The thing is that we realized this only when the wraparound stop limit was reached, that seems an inevitable cul-de-sac if your application is leaking temporary tables. Even worse, when you try to vacuum in single user mode there is nothing that tells you "drop those bloody temp tables". It keeps telling you that less than 1 mln transactions are remaining, without explaining why. We lost an entire database of one of our customers before being aware of the fact that vacuum is ineffective with temp tables.
The question is: can you implement some warning thrown by vacuum/autovacuum in case orphaned temporary tables are in the way?

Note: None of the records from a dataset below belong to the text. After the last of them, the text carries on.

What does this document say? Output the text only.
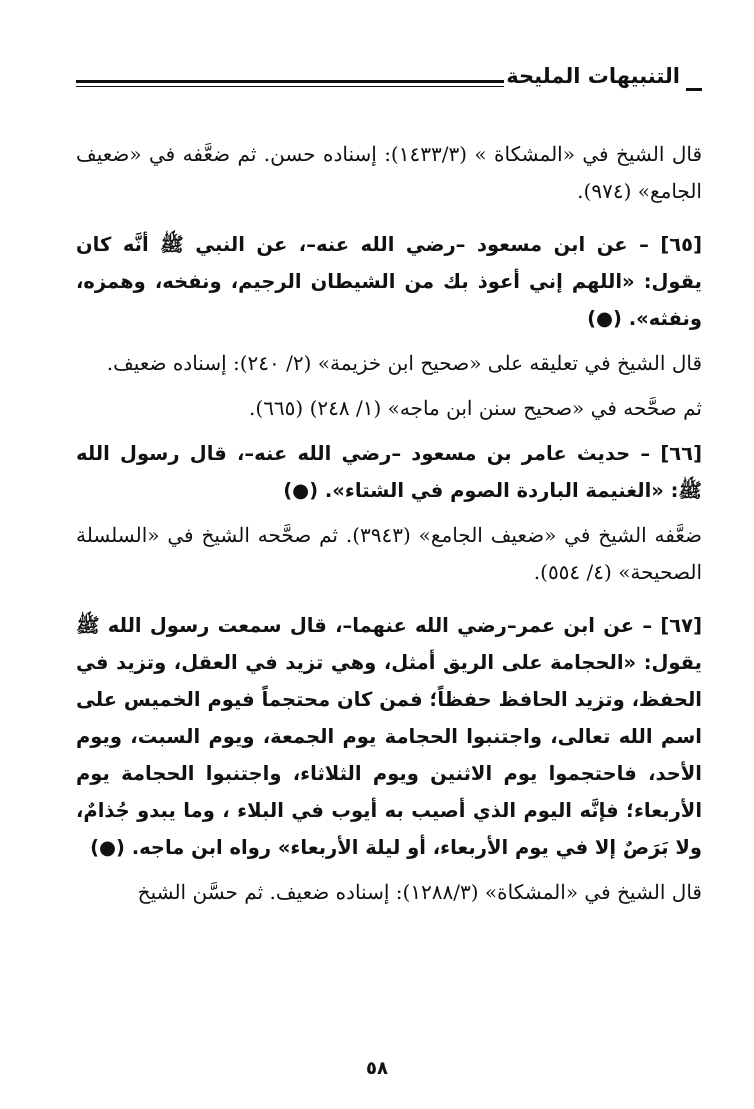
التنبيهات المليحة

قال الشيخ في «المشكاة » (١٤٣٣/٣): إسناده حسن. ثم ضعَّفه في «ضعيف الجامع» (٩٧٤).

[٦٥] – عن ابن مسعود –رضي الله عنه–، عن النبي ﷺ أنَّه كان يقول: «اللهم إني أعوذ بك من الشيطان الرجيم، ونفخه، وهمزه، ونفثه». (●)

قال الشيخ في تعليقه على «صحيح ابن خزيمة» (٢/ ٢٤٠): إسناده ضعيف.

ثم صحَّحه في «صحيح سنن ابن ماجه» (١/ ٢٤٨) (٦٦٥).

[٦٦] – حديث عامر بن مسعود –رضي الله عنه–، قال رسول الله ﷺ: «الغنيمة الباردة الصوم في الشتاء». (●)

ضعَّفه الشيخ في «ضعيف الجامع» (٣٩٤٣). ثم صحَّحه الشيخ في «السلسلة الصحيحة» (٤/ ٥٥٤).

[٦٧] – عن ابن عمر–رضي الله عنهما–، قال سمعت رسول الله ﷺ يقول: «الحجامة على الريق أمثل، وهي تزيد في العقل، وتزيد في الحفظ، وتزيد الحافظ حفظاً؛ فمن كان محتجماً فيوم الخميس على اسم الله تعالى، واجتنبوا الحجامة يوم الجمعة، ويوم السبت، ويوم الأحد، فاحتجموا يوم الاثنين ويوم الثلاثاء، واجتنبوا الحجامة يوم الأربعاء؛ فإنَّه اليوم الذي أصيب به أيوب في البلاء ، وما يبدو جُذامٌ، ولا بَرَصٌ إلا في يوم الأربعاء، أو ليلة الأربعاء» رواه ابن ماجه. (●)

قال الشيخ في «المشكاة» (١٢٨٨/٣): إسناده ضعيف. ثم حسَّن الشيخ

٥٨
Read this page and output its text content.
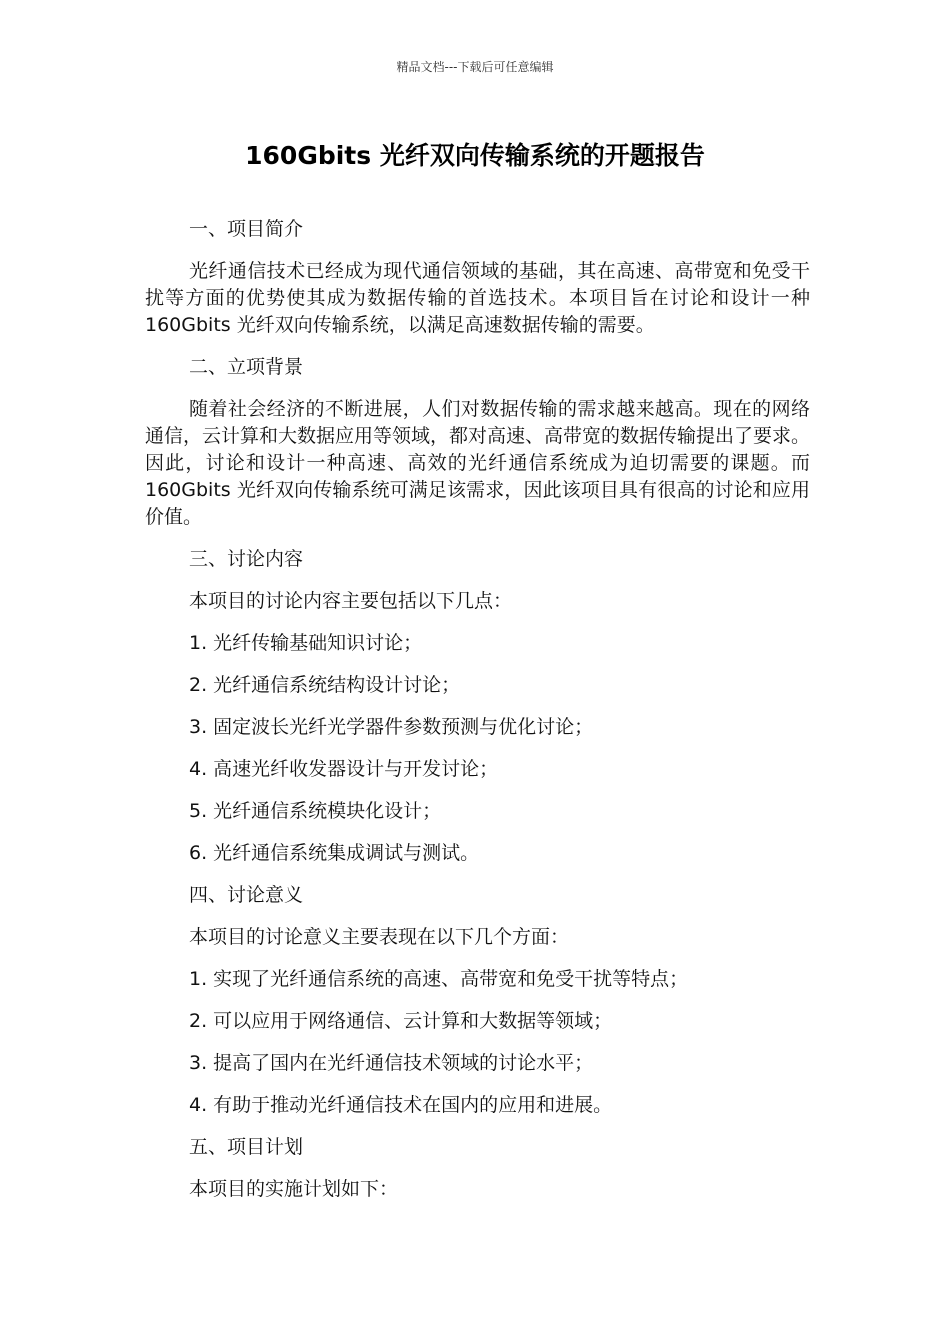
精品文档---下载后可任意编辑
160Gbits 光纤双向传输系统的开题报告

一、项目简介

光纤通信技术已经成为现代通信领域的基础，其在高速、高带宽和免受干扰等方面的优势使其成为数据传输的首选技术。本项目旨在讨论和设计一种 160Gbits 光纤双向传输系统，以满足高速数据传输的需要。

二、立项背景

随着社会经济的不断进展，人们对数据传输的需求越来越高。现在的网络通信，云计算和大数据应用等领域，都对高速、高带宽的数据传输提出了要求。因此，讨论和设计一种高速、高效的光纤通信系统成为迫切需要的课题。而 160Gbits 光纤双向传输系统可满足该需求，因此该项目具有很高的讨论和应用价值。

三、讨论内容

本项目的讨论内容主要包括以下几点：

1. 光纤传输基础知识讨论；

2. 光纤通信系统结构设计讨论；

3. 固定波长光纤光学器件参数预测与优化讨论；

4. 高速光纤收发器设计与开发讨论；

5. 光纤通信系统模块化设计；

6. 光纤通信系统集成调试与测试。

四、讨论意义

本项目的讨论意义主要表现在以下几个方面：

1. 实现了光纤通信系统的高速、高带宽和免受干扰等特点；

2. 可以应用于网络通信、云计算和大数据等领域；

3. 提高了国内在光纤通信技术领域的讨论水平；

4. 有助于推动光纤通信技术在国内的应用和进展。

五、项目计划

本项目的实施计划如下：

The connection pooler we are using is the one provided by Tomcat 7. I'm gonna check if it supports DISCARD ALL on close.
Kind regards
P.S. sorry for replying here, couldn't get how to reply on the thread publicly.
Michael Paquier <michael@paquier.xyz> writes:
> Yeah. 11 and newer versions have been made even more aggressive with
> the cleanup of orphaned tables in autovacuum, particularly the case
> where a backend reuses the ID of a past session that crashed, leaving
> behind some temporary tables. Perhaps that was the case here?
Off-list, the OP indicated that the problem is actually of the other
category, ie the problematic tables belong to extremely long-lived
sessions that are managed by a connection pooler. I don't quite
understand why the pooler isn't issuing DISCARD ALL between clients,
but anyway it seems that PG is operating as designed here.